One set of orientation activities that has been arranged are tours to various companies. Included in them are tours to McKinsey (come in a suit), Goldman Sachs, Harley Davidson, Flying Fish Brewing company(venture capital acquired via the Internet, maverick startup, come in shorts, you may have to sit Indian style on the floor), etc.

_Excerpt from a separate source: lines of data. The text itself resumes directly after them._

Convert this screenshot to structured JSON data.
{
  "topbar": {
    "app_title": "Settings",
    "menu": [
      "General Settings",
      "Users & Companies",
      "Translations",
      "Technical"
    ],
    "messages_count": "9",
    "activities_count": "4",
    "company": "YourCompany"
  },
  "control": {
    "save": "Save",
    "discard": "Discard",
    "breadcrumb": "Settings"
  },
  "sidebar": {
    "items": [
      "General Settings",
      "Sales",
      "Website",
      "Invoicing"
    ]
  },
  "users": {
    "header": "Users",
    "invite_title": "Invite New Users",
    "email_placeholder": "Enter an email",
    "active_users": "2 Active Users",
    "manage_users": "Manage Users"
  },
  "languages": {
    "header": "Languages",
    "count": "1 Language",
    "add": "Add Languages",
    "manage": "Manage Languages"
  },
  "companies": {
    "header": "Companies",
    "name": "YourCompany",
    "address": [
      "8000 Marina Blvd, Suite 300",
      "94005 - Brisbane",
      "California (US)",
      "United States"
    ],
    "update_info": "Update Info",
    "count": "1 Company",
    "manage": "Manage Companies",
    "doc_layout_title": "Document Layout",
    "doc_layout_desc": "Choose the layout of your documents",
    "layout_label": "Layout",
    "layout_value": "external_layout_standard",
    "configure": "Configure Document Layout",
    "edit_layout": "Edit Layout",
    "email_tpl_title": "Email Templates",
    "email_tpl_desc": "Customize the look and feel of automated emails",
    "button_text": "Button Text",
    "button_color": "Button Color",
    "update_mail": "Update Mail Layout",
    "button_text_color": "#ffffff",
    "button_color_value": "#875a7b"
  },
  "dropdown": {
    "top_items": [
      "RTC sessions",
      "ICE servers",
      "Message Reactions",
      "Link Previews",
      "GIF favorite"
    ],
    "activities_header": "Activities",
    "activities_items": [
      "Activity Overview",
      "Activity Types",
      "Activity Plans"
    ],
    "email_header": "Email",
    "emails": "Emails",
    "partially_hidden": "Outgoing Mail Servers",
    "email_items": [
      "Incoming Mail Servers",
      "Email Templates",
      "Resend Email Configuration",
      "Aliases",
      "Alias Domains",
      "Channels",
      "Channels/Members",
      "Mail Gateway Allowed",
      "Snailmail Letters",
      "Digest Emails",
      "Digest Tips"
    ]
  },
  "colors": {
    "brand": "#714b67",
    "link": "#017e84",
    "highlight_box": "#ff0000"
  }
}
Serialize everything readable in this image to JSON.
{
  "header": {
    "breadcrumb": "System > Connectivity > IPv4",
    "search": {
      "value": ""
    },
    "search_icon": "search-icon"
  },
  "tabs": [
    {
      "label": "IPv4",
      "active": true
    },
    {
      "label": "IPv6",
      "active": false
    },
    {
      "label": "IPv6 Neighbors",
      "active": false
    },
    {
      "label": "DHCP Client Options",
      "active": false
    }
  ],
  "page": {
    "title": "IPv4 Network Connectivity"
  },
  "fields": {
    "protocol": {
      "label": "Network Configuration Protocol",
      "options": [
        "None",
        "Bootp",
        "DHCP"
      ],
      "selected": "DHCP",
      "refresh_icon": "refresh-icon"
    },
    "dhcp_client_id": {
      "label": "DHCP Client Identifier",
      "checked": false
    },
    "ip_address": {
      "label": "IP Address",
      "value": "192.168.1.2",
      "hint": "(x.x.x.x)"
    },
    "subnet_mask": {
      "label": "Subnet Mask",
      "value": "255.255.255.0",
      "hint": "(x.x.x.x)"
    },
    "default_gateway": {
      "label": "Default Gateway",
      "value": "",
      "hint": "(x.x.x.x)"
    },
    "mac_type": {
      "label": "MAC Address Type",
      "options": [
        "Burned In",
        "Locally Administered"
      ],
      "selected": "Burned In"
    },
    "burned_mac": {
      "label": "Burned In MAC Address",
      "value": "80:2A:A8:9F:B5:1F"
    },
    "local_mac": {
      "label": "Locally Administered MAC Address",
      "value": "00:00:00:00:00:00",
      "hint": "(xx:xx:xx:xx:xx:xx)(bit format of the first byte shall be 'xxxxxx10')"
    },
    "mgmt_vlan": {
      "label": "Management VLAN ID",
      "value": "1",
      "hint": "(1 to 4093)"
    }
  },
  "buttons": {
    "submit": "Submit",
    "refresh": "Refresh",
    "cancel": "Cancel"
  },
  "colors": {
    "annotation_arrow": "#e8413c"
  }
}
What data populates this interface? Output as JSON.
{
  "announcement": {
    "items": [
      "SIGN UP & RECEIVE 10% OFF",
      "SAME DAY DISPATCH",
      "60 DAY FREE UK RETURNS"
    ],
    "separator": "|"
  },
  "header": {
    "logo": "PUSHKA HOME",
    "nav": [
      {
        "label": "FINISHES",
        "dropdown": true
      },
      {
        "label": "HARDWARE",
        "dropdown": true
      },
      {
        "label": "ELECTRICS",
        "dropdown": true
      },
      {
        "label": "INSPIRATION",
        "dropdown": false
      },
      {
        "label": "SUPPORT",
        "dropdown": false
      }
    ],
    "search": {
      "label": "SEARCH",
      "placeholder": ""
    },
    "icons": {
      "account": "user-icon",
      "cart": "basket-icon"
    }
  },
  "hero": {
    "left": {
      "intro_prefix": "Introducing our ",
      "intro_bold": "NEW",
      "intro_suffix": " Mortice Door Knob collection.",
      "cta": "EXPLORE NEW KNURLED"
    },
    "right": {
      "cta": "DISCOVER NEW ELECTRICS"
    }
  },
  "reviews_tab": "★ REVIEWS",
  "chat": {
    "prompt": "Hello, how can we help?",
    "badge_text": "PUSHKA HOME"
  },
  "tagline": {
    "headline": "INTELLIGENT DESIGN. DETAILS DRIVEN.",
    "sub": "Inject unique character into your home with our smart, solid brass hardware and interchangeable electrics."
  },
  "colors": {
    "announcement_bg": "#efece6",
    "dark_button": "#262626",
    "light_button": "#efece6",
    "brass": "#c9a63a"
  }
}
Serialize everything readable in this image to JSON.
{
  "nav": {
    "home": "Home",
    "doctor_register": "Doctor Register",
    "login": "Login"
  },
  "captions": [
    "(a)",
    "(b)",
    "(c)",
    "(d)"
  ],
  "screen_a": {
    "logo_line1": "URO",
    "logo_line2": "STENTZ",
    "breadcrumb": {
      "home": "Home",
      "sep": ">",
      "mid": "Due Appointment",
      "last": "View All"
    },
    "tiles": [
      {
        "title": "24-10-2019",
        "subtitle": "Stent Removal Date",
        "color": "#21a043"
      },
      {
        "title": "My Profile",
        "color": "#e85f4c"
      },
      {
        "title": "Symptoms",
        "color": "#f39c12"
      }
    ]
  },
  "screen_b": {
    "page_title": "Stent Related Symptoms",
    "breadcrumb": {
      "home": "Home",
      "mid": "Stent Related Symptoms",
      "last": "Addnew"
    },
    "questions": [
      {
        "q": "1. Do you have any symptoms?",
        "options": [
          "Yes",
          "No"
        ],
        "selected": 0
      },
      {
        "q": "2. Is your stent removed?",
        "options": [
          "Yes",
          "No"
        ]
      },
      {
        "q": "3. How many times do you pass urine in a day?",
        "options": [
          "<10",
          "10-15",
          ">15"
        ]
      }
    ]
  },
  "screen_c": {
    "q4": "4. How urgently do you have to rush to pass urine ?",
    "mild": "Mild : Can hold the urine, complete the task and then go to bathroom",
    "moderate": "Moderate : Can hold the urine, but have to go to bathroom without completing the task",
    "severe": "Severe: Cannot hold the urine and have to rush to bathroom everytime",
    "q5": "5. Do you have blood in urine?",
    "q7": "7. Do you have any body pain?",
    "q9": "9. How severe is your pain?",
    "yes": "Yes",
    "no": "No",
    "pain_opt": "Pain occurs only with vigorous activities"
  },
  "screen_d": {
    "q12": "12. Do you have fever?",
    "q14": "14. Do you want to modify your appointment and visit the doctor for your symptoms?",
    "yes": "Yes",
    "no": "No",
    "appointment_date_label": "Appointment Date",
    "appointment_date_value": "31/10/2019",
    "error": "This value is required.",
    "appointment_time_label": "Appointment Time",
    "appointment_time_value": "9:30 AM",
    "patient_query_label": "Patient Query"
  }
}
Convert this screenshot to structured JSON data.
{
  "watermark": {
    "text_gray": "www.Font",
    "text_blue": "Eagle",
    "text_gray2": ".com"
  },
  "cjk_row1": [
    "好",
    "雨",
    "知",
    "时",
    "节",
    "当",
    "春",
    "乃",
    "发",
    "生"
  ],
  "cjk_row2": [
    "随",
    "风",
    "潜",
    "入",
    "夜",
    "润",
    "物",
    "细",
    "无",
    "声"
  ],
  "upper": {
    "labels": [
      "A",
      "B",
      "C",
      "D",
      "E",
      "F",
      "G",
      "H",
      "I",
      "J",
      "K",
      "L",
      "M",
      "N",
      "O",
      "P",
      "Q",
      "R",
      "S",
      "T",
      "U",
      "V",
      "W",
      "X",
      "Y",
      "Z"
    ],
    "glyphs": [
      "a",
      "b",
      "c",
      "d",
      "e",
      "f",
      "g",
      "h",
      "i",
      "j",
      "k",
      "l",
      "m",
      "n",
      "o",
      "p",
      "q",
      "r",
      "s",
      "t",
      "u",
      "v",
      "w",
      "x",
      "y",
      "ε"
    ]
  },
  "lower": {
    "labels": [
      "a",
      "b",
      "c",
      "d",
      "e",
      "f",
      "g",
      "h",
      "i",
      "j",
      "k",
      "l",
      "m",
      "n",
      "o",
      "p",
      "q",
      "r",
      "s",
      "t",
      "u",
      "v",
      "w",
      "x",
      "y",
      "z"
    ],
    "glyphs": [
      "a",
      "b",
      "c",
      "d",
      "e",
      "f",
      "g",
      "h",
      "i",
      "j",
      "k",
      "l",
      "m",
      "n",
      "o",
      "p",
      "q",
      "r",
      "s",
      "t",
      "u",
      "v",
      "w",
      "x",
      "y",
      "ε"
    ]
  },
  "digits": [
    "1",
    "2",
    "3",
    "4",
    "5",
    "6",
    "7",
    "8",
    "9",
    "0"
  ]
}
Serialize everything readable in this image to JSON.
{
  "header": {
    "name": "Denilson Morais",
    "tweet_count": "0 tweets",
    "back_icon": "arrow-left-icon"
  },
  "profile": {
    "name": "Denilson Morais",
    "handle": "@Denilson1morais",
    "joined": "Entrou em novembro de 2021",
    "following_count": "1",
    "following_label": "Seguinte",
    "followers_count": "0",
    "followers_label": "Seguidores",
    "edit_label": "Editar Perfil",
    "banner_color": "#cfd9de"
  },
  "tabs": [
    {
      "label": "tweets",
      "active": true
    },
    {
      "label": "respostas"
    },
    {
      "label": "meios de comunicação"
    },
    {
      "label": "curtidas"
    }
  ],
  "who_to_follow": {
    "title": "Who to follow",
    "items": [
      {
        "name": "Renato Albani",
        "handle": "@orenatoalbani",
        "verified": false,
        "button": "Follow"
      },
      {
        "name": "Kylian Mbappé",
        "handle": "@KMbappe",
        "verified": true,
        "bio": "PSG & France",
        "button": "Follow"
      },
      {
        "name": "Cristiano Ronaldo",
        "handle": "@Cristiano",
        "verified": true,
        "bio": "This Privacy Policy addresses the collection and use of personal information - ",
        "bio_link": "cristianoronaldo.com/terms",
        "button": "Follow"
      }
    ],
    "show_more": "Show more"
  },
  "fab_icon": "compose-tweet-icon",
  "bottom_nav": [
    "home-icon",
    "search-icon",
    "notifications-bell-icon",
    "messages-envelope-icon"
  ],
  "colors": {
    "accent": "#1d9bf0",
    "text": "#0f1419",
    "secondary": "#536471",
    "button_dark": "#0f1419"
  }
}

Seats in all these programs are limited. Therefore there is an electronic bidding system and a trading mechanism in place. Everyone is given a thousand notional dollars. Twelve hours after arrival I have to submit sealed bids for the events of my choice with the 1000 dollars. The instructions I have been given tell me that “The clearing price for any event with k seats will be the amount of the k+1th bid or the first losing bid. A moments reflection or further coursework in microeconomics should persuade you that this second-price scheme will mitigate the “winners curse” of auctions – a tendency to bid and pay higher than the actual value you place on the auctioned item……………….”
This is supposed to be my introduction to the free market. But I don’t get it. My head is spinning. I am lost and bewildered. In my confused conundrum I have bid 8 dollars on a Microsoft Word advanced training program (!) along with two women from Wellesley College and none on the visit to the Trump Casino (Don Trump is a Wharton alumnus).
Did I take a wrong turn somewhere? Oh, kindly lead me to the simplicity movement that I now so cherish. It is insane here, but it is also insanely great!